11.   Differentiate between Sociology and Anthropology.     4
Ans.:- The distinction between sociology and social anthropology could be applied without much problem where the difference between the ‘our’ and ‘their’ societies, i.e. between ‘civilized’ and ‘primitive’ societies, was huge and perceptible. It was the case in America, Australia, New Zealand, or Africa, where the native population was totally different from its white colonizers. But this distinction between sociology and social anthropology was not found to be of much use in India, because of the continuity between different populations. In many cases, it was not possible to distinguish between tribal and non-tribal people or rural and urban populations. In such cases, the distinction between sociology and social anthropology was completely blurred.

12.   Explain briefly the primary institutions.               4
Ans.:- According to some sociologists, institutions are basic constituents of any society. They are found in all cultures and in all societies. Some of the institutions are basic to the survival of any society. Some sociologists call them primary institutions. There are six primary institutions found in all societies. They are:
1)      Economic institutions (e.g. agriculture, industry or any other occupation),
2)      Social institutions (e.g. family, marriage and kinship)
3)      Political institutions.
4)      Education or socialization.
5)      Religion, and
6)      Expressive institutions such as music, dance, fine arts and literature, etc.

13.   Distinguish between participant and non-participant observation.         4
Ans.:- Distinguish between Participant  and Non-Participant observation:-
Participant Observation:- It is one of the techniques of data collection. In small and pre-literate society, this technique can be easily used. But its use becomes quite complicated, when society is complex. It is possible to administer this technique with good results when the identity of the observer can be clocked, that he or she mixes with the inmates of the situation and look at it from inside.
Non-Participant Observation:- In non-participant observation, the observer remains detached and does not participate or intervene in the activities of those who are being observed. He merely observes their behaviour. Sometimes this places the persons being observed in an awkward position and their conduct becomes unnatural.
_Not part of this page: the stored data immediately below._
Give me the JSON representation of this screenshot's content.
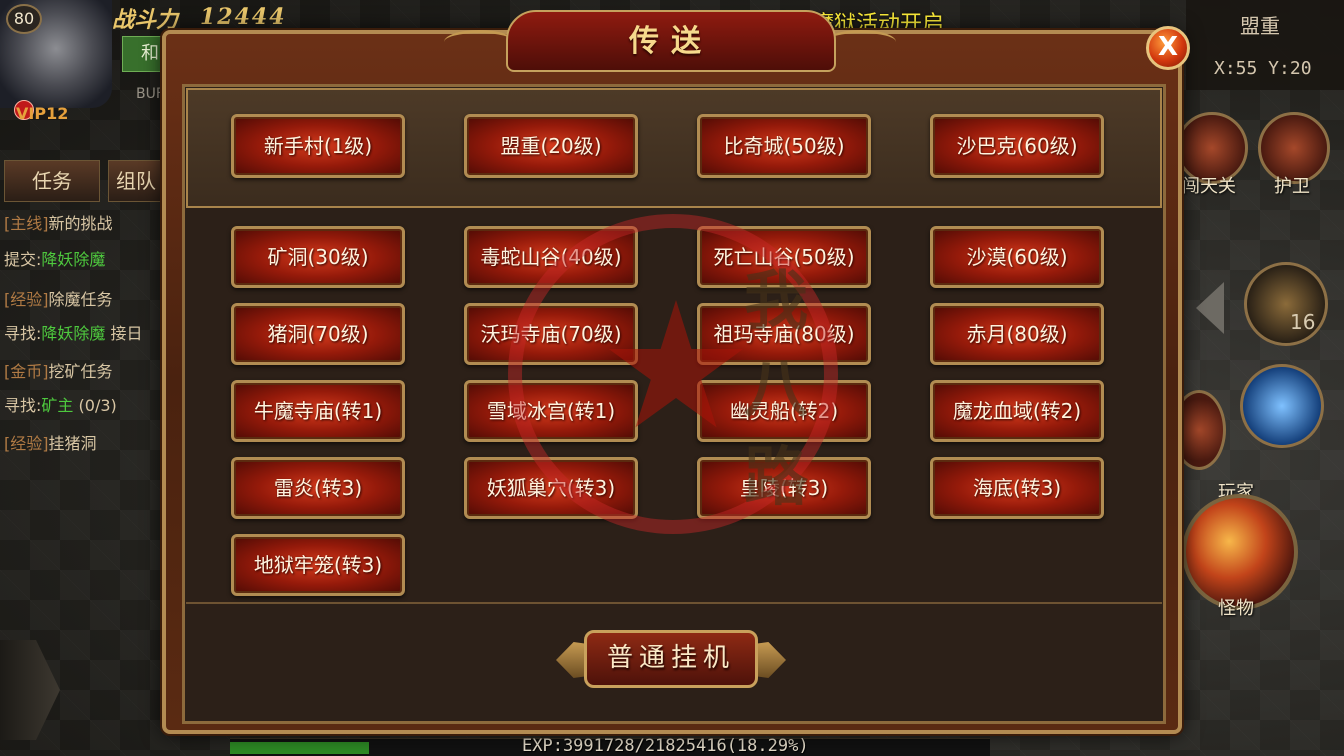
{
  "hud": {
    "level": "80",
    "power_label": "战斗力",
    "power_value": "12444",
    "mode": "和",
    "vip": "VIP12",
    "buff": "BUF"
  },
  "task_tabs": [
    "任务",
    "组队"
  ],
  "quests": [
    {
      "tag": "[主线]",
      "text": "新的挑战"
    },
    {
      "tag": "提交:",
      "hl": "降妖除魔"
    },
    {
      "tag": "[经验]",
      "text": "除魔任务"
    },
    {
      "tag": "寻找:",
      "hl": "降妖除魔",
      "text": "接日"
    },
    {
      "tag": "[金币]",
      "text": "挖矿任务"
    },
    {
      "tag": "寻找:",
      "hl": "矿主",
      "text": "(0/3)"
    },
    {
      "tag": "[经验]",
      "text": "挂猪洞"
    }
  ],
  "banner": "神威魔狱活动开启",
  "map": {
    "name": "盟重",
    "coord": "X:55 Y:20"
  },
  "side": {
    "tianguan": "闯天关",
    "guard": "护卫",
    "bag_count": "16",
    "player": "玩家",
    "monster": "怪物"
  },
  "exp": {
    "text": "EXP:3991728/21825416(18.29%)",
    "percent": 18.29
  },
  "dialog": {
    "title": "传送",
    "close": "X",
    "hangup": "普通挂机",
    "main_cities": [
      "新手村(1级)",
      "盟重(20级)",
      "比奇城(50级)",
      "沙巴克(60级)"
    ],
    "destinations": [
      "矿洞(30级)",
      "毒蛇山谷(40级)",
      "死亡山谷(50级)",
      "沙漠(60级)",
      "猪洞(70级)",
      "沃玛寺庙(70级)",
      "祖玛寺庙(80级)",
      "赤月(80级)",
      "牛魔寺庙(转1)",
      "雪域冰宫(转1)",
      "幽灵船(转2)",
      "魔龙血域(转2)",
      "雷炎(转3)",
      "妖狐巢穴(转3)",
      "皇陵(转3)",
      "海底(转3)",
      "地狱牢笼(转3)"
    ]
  },
  "watermark": "我八路"
}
14.   Distinguish between ascribed status and achieved status.           4
Ans.:- Differences between ascribed and achieved status
An ascribed status is a social position that is assigned at birth and is, therefore, usually permanent. Hence, an ascribed status is one into which a person is born and in which he or she remains throughout his or her life, e.g., sex, caste, race and age.  A Brahmin, for example, enjoys the ascribed status of a Brahmin by virtue of his birth. In addition, sex, ethnic background, place of birth, and family name supply assigned statuses. Whereas An achieved status is one that is chosen or achieved, such as a married person, a parent, a friend, a doctor or an engineer. An achieved status is acquired through one’s own efforts. Society recognizes such changes in achieved status. Statuses which are not fixed by inheritance, biological characteristics, or other factors, over which the individual has no control, are known as achieved statuses.

15.   Why Kabir became an ideal for downtrodden people?  4
Ans.:-Kabir’s notion of god seems to go beyond the notion of a personal god, despite the fact that one may call him Ram or Khuda. They are just names for the all pervading reality. Kabir speaks of the satguru, a teacher who speaks from the soul. The difference among faiths is only due to difference in names, but every where people are looking for the same god. Therefore, Kabir asked, why should there be quarrels between people of different faiths. Because of his attacks on holy men, Kabir became an ideal of the downtrodden people.